(JTA) — Seventy-five years after the Nazis deported Krakow Jews to concentration camps, descendants of survivors opened the Polish city’s first post-Holocaust kosher hotel.
Hotel Polin opened last month but had its official launch on Sunday. The 38-room hotel has an in-house synagogue and elevators programmed for use on Shabbat without breaking Jewish Orthodox law.
Its kosher kitchen is under the supervision of the Polish chief rabbi, Michael Schudrich, the rabbi’s assistant, Eli Zolkos, told JTA on Thursday.
Plans calls for a mikvah, or ritual bath.
A double room at the hotel, which is located near John Paul II International Airport Krakow-Balice, including breakfast costs approximately $45 per night, Zolkos said. The hotel offers shuttles to the city center, to the historically Jewish Kazimierz district, approximately six miles away.
A non-Jewish local businessman invested the $560,000 cost to build the hotel, which may open a branch in Kazimierz.
Zolkos said the hotel’s business model is based on growing traffic between Israel and Poland.
The Nazi occupation forces in Poland at first expelled tens of thousands of Jews from Krakow.

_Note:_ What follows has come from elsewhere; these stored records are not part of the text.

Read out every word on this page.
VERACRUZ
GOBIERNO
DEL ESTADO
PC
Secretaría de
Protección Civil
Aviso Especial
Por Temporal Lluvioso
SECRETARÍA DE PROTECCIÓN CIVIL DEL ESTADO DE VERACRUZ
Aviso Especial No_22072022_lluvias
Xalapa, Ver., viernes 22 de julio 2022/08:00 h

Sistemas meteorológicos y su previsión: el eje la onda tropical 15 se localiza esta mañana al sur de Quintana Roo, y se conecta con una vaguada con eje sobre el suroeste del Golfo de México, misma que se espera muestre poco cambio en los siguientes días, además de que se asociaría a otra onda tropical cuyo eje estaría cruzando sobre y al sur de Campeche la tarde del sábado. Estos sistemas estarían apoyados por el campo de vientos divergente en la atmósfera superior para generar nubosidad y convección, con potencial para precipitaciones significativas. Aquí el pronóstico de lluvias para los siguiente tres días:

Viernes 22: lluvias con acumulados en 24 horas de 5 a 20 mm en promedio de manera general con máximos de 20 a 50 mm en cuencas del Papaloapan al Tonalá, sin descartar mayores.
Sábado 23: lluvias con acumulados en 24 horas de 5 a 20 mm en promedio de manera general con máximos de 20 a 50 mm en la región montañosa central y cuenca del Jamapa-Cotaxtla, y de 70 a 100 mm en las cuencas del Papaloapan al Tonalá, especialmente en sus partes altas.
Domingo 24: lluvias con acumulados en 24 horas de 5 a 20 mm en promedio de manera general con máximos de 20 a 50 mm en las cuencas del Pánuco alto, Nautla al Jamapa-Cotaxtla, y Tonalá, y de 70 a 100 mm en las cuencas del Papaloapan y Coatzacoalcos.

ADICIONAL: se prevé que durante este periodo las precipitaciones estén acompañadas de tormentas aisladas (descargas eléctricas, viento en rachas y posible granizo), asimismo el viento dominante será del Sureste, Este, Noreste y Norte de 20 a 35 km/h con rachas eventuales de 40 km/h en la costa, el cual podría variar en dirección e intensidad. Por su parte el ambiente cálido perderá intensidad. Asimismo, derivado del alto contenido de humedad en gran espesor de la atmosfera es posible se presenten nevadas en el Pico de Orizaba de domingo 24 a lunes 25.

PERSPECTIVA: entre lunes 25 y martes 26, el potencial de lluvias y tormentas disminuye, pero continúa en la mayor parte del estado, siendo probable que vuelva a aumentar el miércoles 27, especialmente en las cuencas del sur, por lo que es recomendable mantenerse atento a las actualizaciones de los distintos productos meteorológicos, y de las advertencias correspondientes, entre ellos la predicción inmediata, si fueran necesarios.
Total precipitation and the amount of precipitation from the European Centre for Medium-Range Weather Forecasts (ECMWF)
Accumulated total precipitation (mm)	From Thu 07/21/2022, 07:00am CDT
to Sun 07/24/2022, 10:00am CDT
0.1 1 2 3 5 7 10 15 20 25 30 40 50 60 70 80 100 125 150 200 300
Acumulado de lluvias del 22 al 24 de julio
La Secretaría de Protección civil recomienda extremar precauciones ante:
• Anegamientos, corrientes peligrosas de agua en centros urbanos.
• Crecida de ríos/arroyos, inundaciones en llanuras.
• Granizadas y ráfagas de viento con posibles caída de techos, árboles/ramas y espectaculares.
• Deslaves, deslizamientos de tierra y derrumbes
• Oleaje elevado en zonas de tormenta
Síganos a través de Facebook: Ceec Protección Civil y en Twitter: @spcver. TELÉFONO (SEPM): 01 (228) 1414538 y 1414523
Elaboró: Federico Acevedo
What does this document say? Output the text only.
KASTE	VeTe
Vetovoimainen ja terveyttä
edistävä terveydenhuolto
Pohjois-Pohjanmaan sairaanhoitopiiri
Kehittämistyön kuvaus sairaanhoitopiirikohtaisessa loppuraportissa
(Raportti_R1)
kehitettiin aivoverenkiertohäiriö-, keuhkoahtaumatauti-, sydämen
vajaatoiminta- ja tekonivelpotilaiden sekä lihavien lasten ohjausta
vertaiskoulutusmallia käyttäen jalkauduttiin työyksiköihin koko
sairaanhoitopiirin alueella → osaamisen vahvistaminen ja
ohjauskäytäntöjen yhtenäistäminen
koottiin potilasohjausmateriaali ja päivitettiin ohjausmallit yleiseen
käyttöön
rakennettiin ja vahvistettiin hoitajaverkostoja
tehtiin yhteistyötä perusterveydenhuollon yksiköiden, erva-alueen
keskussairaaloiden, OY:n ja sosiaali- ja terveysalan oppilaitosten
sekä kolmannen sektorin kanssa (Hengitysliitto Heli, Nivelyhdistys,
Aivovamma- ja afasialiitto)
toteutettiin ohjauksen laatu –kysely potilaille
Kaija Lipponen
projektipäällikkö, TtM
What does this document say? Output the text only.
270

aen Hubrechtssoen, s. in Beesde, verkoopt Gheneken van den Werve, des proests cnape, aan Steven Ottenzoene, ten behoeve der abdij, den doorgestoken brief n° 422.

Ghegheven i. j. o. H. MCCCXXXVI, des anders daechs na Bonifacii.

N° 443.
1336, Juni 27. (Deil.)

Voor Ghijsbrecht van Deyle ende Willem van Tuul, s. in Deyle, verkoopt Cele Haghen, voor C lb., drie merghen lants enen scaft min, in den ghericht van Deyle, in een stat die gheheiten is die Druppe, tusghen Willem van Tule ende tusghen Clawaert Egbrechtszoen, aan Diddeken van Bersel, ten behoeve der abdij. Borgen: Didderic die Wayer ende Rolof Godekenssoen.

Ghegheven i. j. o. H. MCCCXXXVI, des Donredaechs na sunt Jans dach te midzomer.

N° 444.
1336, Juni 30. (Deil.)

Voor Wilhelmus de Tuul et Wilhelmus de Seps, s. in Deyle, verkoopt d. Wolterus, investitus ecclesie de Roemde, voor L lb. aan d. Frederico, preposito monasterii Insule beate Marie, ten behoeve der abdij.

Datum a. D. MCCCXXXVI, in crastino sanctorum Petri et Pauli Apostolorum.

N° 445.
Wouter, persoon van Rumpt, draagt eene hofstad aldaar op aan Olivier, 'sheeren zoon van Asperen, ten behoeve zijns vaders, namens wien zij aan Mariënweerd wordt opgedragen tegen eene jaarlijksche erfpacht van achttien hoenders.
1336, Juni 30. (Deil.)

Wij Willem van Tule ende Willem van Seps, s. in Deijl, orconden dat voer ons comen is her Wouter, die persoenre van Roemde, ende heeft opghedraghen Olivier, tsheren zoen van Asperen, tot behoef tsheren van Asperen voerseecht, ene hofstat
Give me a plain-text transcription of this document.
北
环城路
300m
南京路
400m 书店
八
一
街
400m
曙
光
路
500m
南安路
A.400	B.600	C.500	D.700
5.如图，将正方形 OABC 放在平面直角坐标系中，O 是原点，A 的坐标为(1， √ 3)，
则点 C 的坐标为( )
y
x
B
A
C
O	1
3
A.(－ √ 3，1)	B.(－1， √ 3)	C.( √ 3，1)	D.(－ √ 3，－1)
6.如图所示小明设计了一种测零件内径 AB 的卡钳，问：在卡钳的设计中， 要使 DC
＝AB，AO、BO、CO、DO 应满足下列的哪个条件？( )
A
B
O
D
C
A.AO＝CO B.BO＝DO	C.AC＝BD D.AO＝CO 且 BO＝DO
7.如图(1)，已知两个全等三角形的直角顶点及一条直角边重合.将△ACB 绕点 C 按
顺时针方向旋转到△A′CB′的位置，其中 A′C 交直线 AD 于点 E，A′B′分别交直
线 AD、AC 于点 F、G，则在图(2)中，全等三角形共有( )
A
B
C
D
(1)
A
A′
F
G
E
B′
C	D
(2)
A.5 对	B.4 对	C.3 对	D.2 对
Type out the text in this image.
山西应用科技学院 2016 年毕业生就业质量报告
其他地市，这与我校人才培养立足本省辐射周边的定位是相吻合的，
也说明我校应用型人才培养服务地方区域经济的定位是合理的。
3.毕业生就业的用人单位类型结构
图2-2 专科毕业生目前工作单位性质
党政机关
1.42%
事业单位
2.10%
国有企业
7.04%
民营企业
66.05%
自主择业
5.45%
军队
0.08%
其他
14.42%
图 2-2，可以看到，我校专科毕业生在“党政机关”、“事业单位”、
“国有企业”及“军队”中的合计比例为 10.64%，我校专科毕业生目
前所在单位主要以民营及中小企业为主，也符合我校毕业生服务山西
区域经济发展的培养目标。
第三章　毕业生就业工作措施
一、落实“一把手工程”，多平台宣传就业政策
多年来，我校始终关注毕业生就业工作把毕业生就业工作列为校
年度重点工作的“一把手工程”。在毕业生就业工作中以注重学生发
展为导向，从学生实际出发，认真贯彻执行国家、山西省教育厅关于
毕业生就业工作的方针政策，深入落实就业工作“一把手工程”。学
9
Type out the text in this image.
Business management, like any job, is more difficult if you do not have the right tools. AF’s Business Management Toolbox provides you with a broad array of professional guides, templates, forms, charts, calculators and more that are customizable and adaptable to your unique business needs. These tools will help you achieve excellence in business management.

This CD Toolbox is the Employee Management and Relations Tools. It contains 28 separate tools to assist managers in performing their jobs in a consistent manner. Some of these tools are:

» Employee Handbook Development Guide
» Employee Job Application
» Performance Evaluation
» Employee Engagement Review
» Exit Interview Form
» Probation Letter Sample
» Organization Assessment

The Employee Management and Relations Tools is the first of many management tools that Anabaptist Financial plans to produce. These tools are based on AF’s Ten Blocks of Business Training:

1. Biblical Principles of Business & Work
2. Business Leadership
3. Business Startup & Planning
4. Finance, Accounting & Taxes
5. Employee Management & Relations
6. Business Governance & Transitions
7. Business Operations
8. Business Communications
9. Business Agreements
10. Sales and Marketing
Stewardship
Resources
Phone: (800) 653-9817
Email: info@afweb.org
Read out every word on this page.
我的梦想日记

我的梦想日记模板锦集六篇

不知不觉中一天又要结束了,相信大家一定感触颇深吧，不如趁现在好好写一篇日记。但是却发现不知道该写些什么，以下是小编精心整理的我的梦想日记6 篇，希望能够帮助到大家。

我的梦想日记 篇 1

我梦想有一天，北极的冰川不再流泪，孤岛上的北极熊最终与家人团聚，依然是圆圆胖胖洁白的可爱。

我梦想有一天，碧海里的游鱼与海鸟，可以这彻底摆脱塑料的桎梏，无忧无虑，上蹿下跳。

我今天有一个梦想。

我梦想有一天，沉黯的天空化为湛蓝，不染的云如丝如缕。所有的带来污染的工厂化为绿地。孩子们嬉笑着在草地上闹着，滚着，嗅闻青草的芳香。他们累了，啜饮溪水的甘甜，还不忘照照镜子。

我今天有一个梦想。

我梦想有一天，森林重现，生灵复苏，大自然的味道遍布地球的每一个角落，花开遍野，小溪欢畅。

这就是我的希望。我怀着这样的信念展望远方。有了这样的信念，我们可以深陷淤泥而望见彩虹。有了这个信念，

They began the deportations of the city’s remaining Jews to death camps in May 1942, according to the Yad Vashem Holocaust museum in Jerusalem. Hundreds of Jews were shot in the ghetto, while the others were dragged out of their homes and put on trains to Belzec and Auschwitz-Birkenau.
In March 1943 the ghetto was liquidated, and the remaining 2,000 Jewish workers were taken to the nearby Plaszow forced labor camp. All the others were deported to Auschwitz.